Il ruolo del Manchester City “Tutto è funzionale al Manchester
City”. No, non è la verità. Tutto è funzionale alla franchigia, al
gruppo globale. Chiaro che ogni giocatore possa avere in mente di
arrivare al top e il Manchester City questo adesso rappresenta a livello
internazionale. Aspirazione e dimensione massima, ma l’idea degli emiri
e di Soriano di essere un brand globale va ben oltre a questo. Uno
delle centinaia di giocatori che fanno parte delle varie squadre ha
l’opportunità di crearsi all’interno di questo microcosmo il suo
percorso. E se il City è il top level, alcuni potrebbero trarre
beneficio da un’esperienza in Belgio, o in America, o in Cina.
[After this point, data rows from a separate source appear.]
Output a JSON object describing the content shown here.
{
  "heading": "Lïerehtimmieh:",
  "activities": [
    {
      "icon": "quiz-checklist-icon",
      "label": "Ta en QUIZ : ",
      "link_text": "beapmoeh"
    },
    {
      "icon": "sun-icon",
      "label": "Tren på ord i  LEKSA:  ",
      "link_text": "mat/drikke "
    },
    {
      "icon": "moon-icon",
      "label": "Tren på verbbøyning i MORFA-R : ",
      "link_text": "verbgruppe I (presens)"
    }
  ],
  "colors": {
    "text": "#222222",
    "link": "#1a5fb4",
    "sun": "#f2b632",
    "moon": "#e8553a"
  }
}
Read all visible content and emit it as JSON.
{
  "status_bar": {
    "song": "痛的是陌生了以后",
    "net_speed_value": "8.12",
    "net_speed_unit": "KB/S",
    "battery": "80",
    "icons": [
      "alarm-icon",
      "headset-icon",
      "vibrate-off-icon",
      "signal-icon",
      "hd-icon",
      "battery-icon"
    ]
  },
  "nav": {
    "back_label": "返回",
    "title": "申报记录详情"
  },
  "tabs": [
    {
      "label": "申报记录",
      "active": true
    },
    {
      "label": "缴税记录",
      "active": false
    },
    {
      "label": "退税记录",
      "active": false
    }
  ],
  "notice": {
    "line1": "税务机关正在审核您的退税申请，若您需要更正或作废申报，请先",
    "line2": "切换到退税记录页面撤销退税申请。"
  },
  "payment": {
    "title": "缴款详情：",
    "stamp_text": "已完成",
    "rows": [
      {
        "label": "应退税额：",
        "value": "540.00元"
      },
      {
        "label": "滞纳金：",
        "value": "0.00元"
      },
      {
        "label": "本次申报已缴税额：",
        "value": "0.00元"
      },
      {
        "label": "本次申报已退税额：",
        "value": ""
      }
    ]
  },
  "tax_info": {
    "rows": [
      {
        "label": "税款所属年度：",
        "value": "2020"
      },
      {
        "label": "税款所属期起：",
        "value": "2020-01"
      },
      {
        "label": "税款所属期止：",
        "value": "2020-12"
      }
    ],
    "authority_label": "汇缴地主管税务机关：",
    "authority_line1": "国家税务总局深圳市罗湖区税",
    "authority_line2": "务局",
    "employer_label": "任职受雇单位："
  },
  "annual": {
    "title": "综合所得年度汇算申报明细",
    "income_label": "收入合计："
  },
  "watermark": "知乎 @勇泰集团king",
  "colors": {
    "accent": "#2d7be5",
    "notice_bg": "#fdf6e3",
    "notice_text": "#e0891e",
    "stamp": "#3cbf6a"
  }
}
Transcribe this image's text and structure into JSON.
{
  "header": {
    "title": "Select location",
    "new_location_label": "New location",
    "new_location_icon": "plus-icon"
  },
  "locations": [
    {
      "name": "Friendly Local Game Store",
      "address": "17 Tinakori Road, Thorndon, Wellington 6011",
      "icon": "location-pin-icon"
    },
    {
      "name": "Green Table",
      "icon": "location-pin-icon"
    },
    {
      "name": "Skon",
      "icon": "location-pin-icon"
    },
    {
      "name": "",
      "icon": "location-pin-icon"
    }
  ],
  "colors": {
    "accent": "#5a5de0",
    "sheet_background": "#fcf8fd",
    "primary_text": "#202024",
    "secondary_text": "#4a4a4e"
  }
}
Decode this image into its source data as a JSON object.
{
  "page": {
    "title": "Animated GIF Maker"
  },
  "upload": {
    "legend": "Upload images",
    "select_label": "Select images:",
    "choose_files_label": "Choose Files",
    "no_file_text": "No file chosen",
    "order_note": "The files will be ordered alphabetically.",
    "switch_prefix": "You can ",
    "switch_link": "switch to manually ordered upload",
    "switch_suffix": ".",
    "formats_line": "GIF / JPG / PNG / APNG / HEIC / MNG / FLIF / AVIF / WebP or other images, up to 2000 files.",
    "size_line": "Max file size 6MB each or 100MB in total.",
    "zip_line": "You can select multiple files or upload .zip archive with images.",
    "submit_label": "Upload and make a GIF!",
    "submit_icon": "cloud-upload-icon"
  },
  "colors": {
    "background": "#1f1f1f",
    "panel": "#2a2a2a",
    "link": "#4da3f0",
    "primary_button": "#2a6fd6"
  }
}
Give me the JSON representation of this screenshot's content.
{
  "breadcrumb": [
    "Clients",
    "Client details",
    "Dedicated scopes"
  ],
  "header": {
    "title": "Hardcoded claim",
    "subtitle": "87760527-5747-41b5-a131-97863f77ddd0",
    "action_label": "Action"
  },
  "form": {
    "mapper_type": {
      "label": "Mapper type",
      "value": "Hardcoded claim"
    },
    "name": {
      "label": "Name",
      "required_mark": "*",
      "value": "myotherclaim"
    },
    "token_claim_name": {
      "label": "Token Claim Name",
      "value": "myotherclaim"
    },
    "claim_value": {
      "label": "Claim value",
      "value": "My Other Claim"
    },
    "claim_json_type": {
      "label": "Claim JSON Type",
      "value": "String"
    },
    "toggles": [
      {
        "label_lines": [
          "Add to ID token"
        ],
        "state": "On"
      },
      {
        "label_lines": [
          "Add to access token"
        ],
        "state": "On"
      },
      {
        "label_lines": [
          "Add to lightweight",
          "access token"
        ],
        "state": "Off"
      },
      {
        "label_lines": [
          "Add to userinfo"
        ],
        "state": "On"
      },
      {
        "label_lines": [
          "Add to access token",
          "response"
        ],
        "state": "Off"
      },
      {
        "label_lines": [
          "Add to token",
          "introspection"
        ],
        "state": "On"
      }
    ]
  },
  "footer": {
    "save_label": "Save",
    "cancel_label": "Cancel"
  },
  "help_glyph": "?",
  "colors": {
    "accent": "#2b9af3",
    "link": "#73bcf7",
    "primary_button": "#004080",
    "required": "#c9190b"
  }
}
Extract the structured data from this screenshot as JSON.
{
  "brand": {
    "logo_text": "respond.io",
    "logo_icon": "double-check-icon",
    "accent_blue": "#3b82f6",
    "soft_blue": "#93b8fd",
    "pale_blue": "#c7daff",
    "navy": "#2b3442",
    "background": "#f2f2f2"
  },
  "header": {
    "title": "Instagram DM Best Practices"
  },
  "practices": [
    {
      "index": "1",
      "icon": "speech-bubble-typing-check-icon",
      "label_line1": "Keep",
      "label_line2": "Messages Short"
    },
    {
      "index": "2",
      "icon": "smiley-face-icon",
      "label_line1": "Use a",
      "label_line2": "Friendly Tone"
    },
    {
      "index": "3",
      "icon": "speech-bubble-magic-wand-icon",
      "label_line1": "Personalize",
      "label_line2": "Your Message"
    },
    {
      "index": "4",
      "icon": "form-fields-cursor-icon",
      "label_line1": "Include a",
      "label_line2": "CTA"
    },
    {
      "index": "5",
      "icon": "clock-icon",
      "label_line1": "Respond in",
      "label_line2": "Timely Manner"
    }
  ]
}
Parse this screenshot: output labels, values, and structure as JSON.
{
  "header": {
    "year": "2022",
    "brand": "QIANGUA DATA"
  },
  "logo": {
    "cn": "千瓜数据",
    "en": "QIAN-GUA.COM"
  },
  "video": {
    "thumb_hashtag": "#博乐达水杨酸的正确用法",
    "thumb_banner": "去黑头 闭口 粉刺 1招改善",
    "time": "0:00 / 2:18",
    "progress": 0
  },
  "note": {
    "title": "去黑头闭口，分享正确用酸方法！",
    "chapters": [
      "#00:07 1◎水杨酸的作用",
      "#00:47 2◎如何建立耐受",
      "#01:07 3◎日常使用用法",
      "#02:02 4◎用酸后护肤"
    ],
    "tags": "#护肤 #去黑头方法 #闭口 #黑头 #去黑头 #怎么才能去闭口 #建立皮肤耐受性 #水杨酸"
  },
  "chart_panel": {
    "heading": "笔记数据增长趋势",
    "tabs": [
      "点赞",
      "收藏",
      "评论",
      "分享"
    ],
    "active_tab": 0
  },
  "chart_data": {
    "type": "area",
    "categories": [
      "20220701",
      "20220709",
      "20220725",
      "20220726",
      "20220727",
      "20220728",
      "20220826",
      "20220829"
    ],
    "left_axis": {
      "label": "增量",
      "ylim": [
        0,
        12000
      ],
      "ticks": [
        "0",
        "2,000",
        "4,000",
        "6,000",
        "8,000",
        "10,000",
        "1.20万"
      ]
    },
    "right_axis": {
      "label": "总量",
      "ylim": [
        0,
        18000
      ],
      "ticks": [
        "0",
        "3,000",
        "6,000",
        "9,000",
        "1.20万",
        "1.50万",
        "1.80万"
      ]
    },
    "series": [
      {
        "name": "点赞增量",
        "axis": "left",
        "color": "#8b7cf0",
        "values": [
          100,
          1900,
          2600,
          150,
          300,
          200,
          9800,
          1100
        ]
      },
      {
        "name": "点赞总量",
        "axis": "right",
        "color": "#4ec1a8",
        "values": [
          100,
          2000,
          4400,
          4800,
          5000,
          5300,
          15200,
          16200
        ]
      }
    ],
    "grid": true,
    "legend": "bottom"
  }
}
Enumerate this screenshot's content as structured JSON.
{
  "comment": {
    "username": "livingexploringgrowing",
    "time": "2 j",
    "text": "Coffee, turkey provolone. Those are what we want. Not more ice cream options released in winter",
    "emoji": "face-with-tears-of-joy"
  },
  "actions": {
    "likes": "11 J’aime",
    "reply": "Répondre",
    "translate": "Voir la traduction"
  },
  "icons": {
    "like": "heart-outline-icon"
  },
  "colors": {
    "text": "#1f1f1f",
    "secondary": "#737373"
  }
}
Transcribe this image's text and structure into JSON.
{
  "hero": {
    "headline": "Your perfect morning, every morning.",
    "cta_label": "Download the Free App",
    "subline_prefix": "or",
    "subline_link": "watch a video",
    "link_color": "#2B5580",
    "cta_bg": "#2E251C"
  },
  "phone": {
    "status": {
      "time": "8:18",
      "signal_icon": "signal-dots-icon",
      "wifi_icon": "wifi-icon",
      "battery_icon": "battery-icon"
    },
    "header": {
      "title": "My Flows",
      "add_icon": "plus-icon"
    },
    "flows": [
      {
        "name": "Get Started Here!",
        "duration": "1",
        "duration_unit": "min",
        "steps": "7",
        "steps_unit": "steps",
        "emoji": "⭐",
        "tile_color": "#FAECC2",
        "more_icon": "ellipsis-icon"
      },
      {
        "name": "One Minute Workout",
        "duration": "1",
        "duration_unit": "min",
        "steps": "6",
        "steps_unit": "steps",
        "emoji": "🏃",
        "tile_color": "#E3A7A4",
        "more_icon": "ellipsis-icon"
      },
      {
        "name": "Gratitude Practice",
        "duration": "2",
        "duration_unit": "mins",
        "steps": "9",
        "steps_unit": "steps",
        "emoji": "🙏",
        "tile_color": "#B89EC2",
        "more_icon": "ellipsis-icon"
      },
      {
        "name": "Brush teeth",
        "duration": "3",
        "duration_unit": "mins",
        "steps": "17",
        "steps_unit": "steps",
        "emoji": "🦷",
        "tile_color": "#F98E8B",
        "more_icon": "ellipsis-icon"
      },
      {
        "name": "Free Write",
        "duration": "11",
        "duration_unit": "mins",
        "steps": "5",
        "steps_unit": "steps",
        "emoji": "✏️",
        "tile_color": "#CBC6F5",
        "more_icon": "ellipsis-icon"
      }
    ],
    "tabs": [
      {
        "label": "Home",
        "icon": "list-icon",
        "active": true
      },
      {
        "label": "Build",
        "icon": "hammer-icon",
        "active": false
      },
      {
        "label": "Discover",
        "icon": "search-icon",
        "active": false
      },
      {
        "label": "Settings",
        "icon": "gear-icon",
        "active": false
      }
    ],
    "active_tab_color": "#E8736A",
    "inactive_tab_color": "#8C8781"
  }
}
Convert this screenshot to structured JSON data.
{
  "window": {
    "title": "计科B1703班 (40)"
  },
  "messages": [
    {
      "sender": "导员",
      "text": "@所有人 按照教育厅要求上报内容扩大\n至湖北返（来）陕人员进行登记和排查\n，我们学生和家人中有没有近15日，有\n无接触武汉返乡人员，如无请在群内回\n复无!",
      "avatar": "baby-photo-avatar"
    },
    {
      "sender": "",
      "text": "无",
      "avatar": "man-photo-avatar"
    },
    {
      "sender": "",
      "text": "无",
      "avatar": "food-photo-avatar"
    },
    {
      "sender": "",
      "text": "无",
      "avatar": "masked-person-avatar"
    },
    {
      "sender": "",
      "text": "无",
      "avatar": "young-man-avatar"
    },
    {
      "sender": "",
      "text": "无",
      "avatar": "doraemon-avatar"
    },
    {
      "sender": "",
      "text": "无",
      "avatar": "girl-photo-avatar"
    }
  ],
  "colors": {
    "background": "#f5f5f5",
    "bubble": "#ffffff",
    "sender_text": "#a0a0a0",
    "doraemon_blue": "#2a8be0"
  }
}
Altri
potrebbero ricrearsi e rilanciare la propria carriera grazie a un
passaggio proprio in un’altra nazione, col CFG che è arrivato quasi a
creare un suo proprio mercato interno.
Il bel gioco Uno degli insegnamenti che arrivano agli
allenatori, parte integrante di questo processo globale, è quello del
bel gioco. L’idea di arrivare tutti ad avere Pep Guardiola e il suo
Manchester City come punto di riferimento, chiaramente ciascuno coi suoi
mezzi e possibilità a seconda del paese di riferimento. Però nella
visione della franchigia globale del CFG, c’è proprio anche quella di
avere un’identità non solo nel nome, nel brand, nell’aspetto
commerciale, ma anche sul terreno di gioco. Essere riconoscibili oltre
al marchio e al colore. Qualcosa di mai visto prima.